Les pertes les plus basses étaient estimées autour de 1,5 million de Vietnamiens tués. Le Viêt Nam a annoncé le 3 avril 1995 qu'un total d'un million de combattants et deux millions de civils (y compris le Sud) avaient été tués durant la guerre.
Les pertes du Sud Viêt Nam sont estimées à 255.000 militaires et 430.000 civils tués, dont 80.000 en 1974, soit plus que toute autre année de guerre, alors que les forces américaines avaient été évacuées.

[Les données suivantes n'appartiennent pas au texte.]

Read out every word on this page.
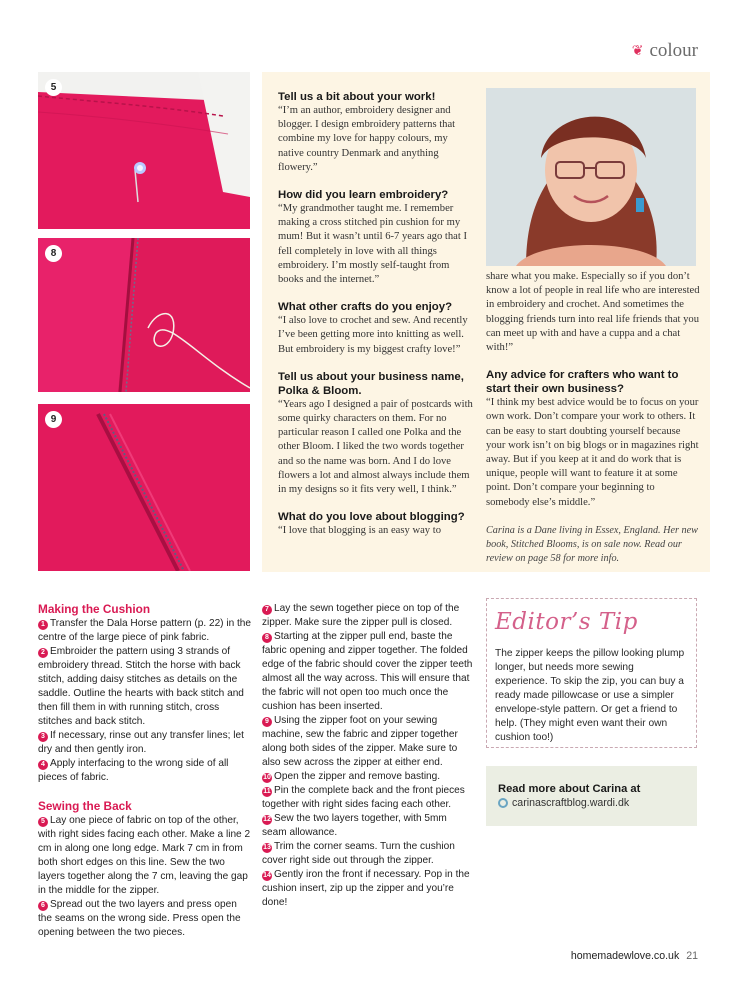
❦ colour
5
8
9
Tell us a bit about your work!
“I’m an author, embroidery designer and blogger. I design embroidery patterns that combine my love for happy colours, my native country Denmark and anything flowery.”
How did you learn embroidery?
“My grandmother taught me. I remember making a cross stitched pin cushion for my mum! But it wasn’t until 6-7 years ago that I fell completely in love with all things embroidery. I’m mostly self-taught from books and the internet.”
What other crafts do you enjoy?
“I also love to crochet and sew. And recently I’ve been getting more into knitting as well. But embroidery is my biggest crafty love!”
Tell us about your business name, Polka & Bloom.
“Years ago I designed a pair of postcards with some quirky characters on them. For no particular reason I called one Polka and the other Bloom. I liked the two words together and so the name was born. And I do love flowers a lot and almost always include them in my designs so it fits very well, I think.”
What do you love about blogging?
“I love that blogging is an easy way to
share what you make. Especially so if you don’t know a lot of people in real life who are interested in embroidery and crochet. And sometimes the blogging friends turn into real life friends that you can meet up with and have a cuppa and a chat with!”
Any advice for crafters who want to start their own business?
“I think my best advice would be to focus on your own work. Don’t compare your work to others. It can be easy to start doubting yourself because your work isn’t on big blogs or in magazines right away. But if you keep at it and do work that is unique, people will want to feature it at some point. Don’t compare your beginning to somebody else’s middle.”
Carina is a Dane living in Essex, England. Her new book, Stitched Blooms, is on sale now. Read our review on page 58 for more info.
Making the Cushion

1 Transfer the Dala Horse pattern (p. 22) in the centre of the large piece of pink fabric.

2 Embroider the pattern using 3 strands of embroidery thread. Stitch the horse with back stitch, adding daisy stitches as details on the saddle. Outline the hearts with back stitch and then fill them in with running stitch, cross stitches and back stitch.

3 If necessary, rinse out any transfer lines; let dry and then gently iron.

4 Apply interfacing to the wrong side of all pieces of fabric.

Sewing the Back

5 Lay one piece of fabric on top of the other, with right sides facing each other. Make a line 2 cm in along one long edge. Mark 7 cm in from both short edges on this line. Sew the two layers together along the 7 cm, leaving the gap in the middle for the zipper.

6 Spread out the two layers and press open the seams on the wrong side. Press open the opening between the two pieces.

7 Lay the sewn together piece on top of the zipper. Make sure the zipper pull is closed.

8 Starting at the zipper pull end, baste the fabric opening and zipper together. The folded edge of the fabric should cover the zipper teeth almost all the way across. This will ensure that the fabric will not open too much once the cushion has been inserted.

9 Using the zipper foot on your sewing machine, sew the fabric and zipper together along both sides of the zipper. Make sure to also sew across the zipper at either end.

10 Open the zipper and remove basting.

11 Pin the complete back and the front pieces together with right sides facing each other.

12 Sew the two layers together, with 5mm seam allowance.

13 Trim the corner seams. Turn the cushion cover right side out through the zipper.

14 Gently iron the front if necessary. Pop in the cushion insert, zip up the zipper and you’re done!

Editor’s Tip
The zipper keeps the pillow looking plump longer, but needs more sewing experience. To skip the zip, you can buy a ready made pillowcase or use a simpler envelope-style pattern. Or get a friend to help. (They might even want their own cushion too!)
Read more about Carina at
carinascraftblog.wardi.dk
homemadewlove.co.uk 21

Le bilan pour les forces armées américaines est estimé à 58.177 soldats tués et 153.303 blessés pour un total de 8.744.000 militaires ayant participé à un moment ou à un autre à ce conflit.
Sur les 46.852 soldats australiens qui ont participé à la guerre du Viêt Nam, 492 ont été tués et 2.398 ont été blessés.
Officiellement, 16 militaires soviétiques sont morts durant ce conflit au Viêt Nam et 5 au Laos.
Le nombre de morts de 1965 à la fin du conflit se situerait au-dessus de trois millions.
Dans les années 1980, des estimations américaines situent le nombre de victimes causées par la répression et à l'exode après 1975 au-dessus du demi-million, dont 65.000 à 100.000 exécutions par le régime communiste, 150.000 à 175.000 prisonniers disparus, le reste étant des boat-people.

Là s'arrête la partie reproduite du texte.